Around the same time, eXtreme .NET (2005) nudged me toward XP habits I still use—TDD, Refactoring, Customer Collaboration, Pair Programming. I didn’t call it out then, but those books quietly rewired how I ship work.
Present
Nine months ago, I bought Lean and reread it, highlighting every other page with a marker. I noticed how much of my default practice had grown from those seeds. I’m also preparing a new talk for the Agile Leadership Network on Scrum + Agile + AI. Mapping Scrum events and accountabilities, and XP practices, I’m asking: Where does AI help us learn faster so we can decide later and better?

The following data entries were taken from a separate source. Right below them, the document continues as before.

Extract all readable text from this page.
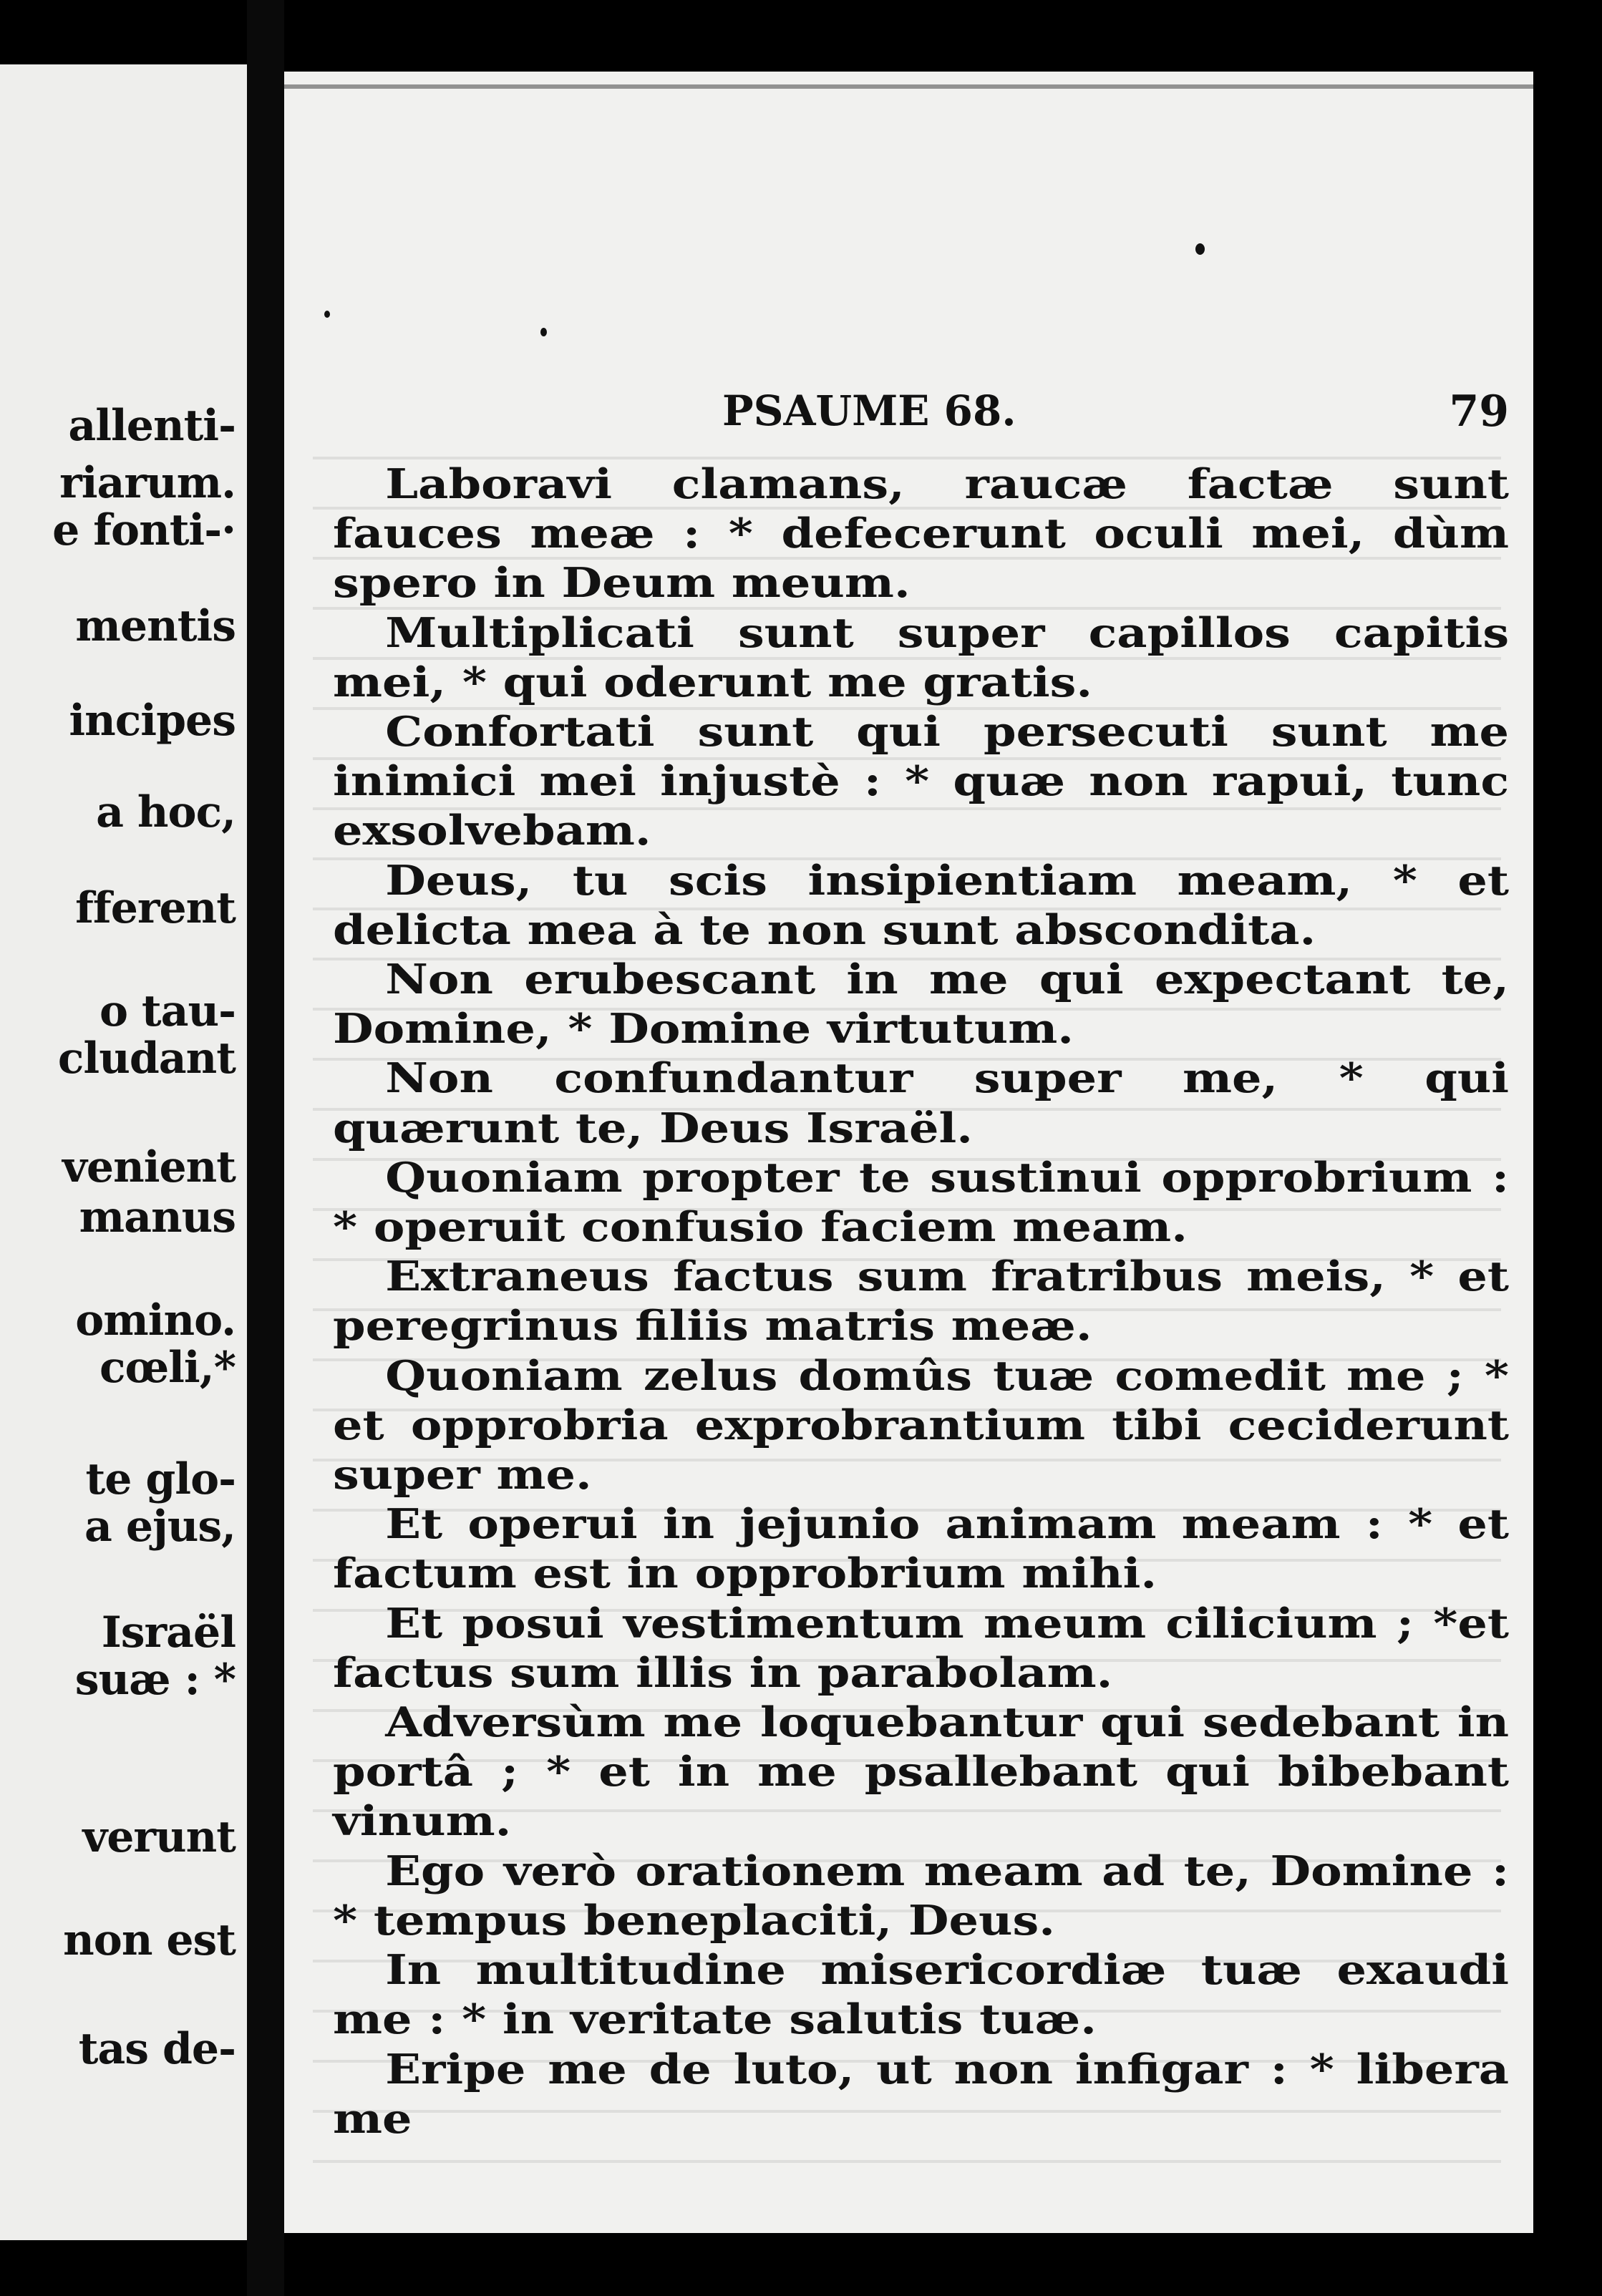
allenti-
riarum.
e fonti-·
mentis
incipes
a hoc,
fferent
o tau-
cludant
venient
manus
omino.
cœli,*
te glo-
a ejus,
Israël
suæ : *
verunt
non est
tas de-
PSAUME 68.	79

Laboravi clamans, raucæ factæ sunt fauces meæ : * defecerunt oculi mei, dùm spero in Deum meum.

Multiplicati sunt super capillos capitis mei, * qui oderunt me gratis.

Confortati sunt qui persecuti sunt me inimici mei injustè : * quæ non rapui, tunc exsolvebam.

Deus, tu scis insipientiam meam, * et delicta mea à te non sunt abscondita.

Non erubescant in me qui expectant te, Domine, * Domine virtutum.

Non confundantur super me, * qui quærunt te, Deus Israël.

Quoniam propter te sustinui opprobrium : * operuit confusio faciem meam.

Extraneus factus sum fratribus meis, * et peregrinus filiis matris meæ.

Quoniam zelus domûs tuæ comedit me ; * et opprobria exprobrantium tibi ceciderunt super me.

Et operui in jejunio animam meam : * et factum est in opprobrium mihi.

Et posui vestimentum meum cilicium ; *et factus sum illis in parabolam.

Adversùm me loquebantur qui sedebant in portâ ; * et in me psallebant qui bibebant vinum.

Ego verò orationem meam ad te, Domine : * tempus beneplaciti, Deus.

In multitudine misericordiæ tuæ exaudi me : * in veritate salutis tuæ.

Eripe me de luto, ut non infigar : * libera me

To ground it, I’m revisiting XP and conducting a personal study in NotebookLM, utilizing 20 years of posts and 35 talk transcripts. I’m asking it to surface where I’ve practiced Scrum/XP and where AI is already integrated. The surprises are helping me refine both the talk and my day-to-day approach.
Future
Here’s the next turn of the spiral: blend time perspective (past–present–future), the data → information → knowledge → insight → wisdom → impact loop, and visual thinking. The aim is simple:
Learn better now (and tighten the loop).
Improve at making decisions only when necessary.
Could you make the next move with greater context and more confident assurance?